Power of Advice
RESP investing strategies
While setting up an RESP is a no brainer, the hard part is deciding how to invest the money.
Mike Holman had barely changed his son’s first diaper before he started to wonder how he was going put his boy through college or university. How was he going to afford it? How much would he need? How should this money be invested? A short time later, Holman opened an RESP and began looking for answers to those questions.
With the cost of education going up, many new parents turn to Registered Education Savings Plans early to maximize the amount of time they have to save for their kids’ schooling.
It’s a smart move, and as Holman discovered it makes sense to open one even if you don’t have extra cash to invest in the account. Money from birthdays and Christmas cheques from grandparents and other family members quickly add up, says Holman, a longtime investor who runs the Money Smarts blog and author of How To Withdraw Money From Your RESP Account Whether Your Child Goes To School or Not.
Government benefits like the Canada Education Savings Grant add up quickly too, which is one of the main benefits of an RESP. The CESG matches 20% of your annual RESP contributions up to a maximum of $7,200. There are other incentives as well. Ottawa, for instance, offers programs designed to help lower income families, while Alberta and Quebec each have their own incentives to residents in those provinces.
Today, Holman has a son and a daughter. And in the time it’s taken his kids to reach their fourth and fifth birthdays, he’s has been able to save $24,000 in their RESPs.
While setting up an RESP was no brainer for Holman, the hard part is deciding how to invest the money. Unlike RRSP which will have decades to grow, RESPs really only have only an 18-year time horizon. That shorter time frame can make the investing process confusing—should you try to grow the money, or should you aim to be as conservative as possible?
Peter Drake, vice-president of retirement and economic research at Fidelity Investments, says the key is to do both. If you start investing when your child is young, and you have 17 years before they need the money, then you can afford to be more aggressive, just as you would in your early years of an RRSP. The closer the child gets to his or her post-secondary education days, the more conservative you should be, he says.
That’s what Holman is planning to do. Since his kids are still more than a decade away starting from university, he’s comfortable putting all of the RESP money in to equities. “I’m not worried if the market tanks,” he says. “I have a long enough time horizon.”

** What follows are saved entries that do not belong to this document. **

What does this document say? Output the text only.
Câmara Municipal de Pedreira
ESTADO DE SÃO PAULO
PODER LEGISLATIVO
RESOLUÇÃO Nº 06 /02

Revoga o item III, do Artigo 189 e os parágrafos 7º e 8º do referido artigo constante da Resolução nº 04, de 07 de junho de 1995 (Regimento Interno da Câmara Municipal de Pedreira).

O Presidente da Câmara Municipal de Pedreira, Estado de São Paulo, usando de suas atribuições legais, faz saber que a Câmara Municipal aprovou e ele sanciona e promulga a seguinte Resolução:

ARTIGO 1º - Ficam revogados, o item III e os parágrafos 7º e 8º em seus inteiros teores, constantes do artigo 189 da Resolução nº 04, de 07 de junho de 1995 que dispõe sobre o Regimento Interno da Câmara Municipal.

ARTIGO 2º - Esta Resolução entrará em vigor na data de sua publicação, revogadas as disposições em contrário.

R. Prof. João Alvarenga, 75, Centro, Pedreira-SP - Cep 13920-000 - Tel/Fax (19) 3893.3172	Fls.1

Holman’s RESP asset allocation looks like this: 90% of the money is evenly split between Canadian, U.S. and European mutual funds and he put the last 10% into an Asian fund. He uses a similar allocation in his RRSP with the exception of a few bonds.
But the RESPs are fixed-income free—for now. As Holman’s children enter their teens he says he’ll start moving money into bonds. Eventually, he plans to end up with a 60% allocation to equities and a 40% exposure to bonds.
Less savvy investors may want to take a different approach. For those not comfortable managing their own investments Drake recommends buying a target date fund. Target funds are structured so that they adopt a more conservative asset mix of stocks and bonds over time, until the portfolio gets reaches a predetermined target date (typically 15, 20 or 25 years).
“The target date fund starts more aggressively but then rolls down automatically,” he says. “You’ll never completely get rid of equities, but the portfolio becomes more conservative.” Buying a balanced mutual fund, which holds about 50% stocks and 50% bonds, is another option he adds.
Still, Drake warns against being too conservative with RESPs, especially in the early years, because it’s hard to predict how much your kids will need. “You don’t know for sure what your kid is going to do,” he says. Drake has firsthand experience with this. He spent $10,000 a year to help one of his kids pursue a science degree and a $5,000 a year to put another through music school, but that amount soared to $100,000 when his child was accepted into a two-year music program in the U.S.
If you really don’t want to take any risk, Holman suggests putting the money in a GIC in an RESP account. You’ll still get the government grant, which is, ultimately, the reason why people use an RESP in the first place. “It’s cheap, safe and easy, and really you just need those grants,” he says.
Holman is satisfied with his more aggressive investment approach. All he needs now is more money to add to the account. Fortunately, the next birthday isn’t too far off.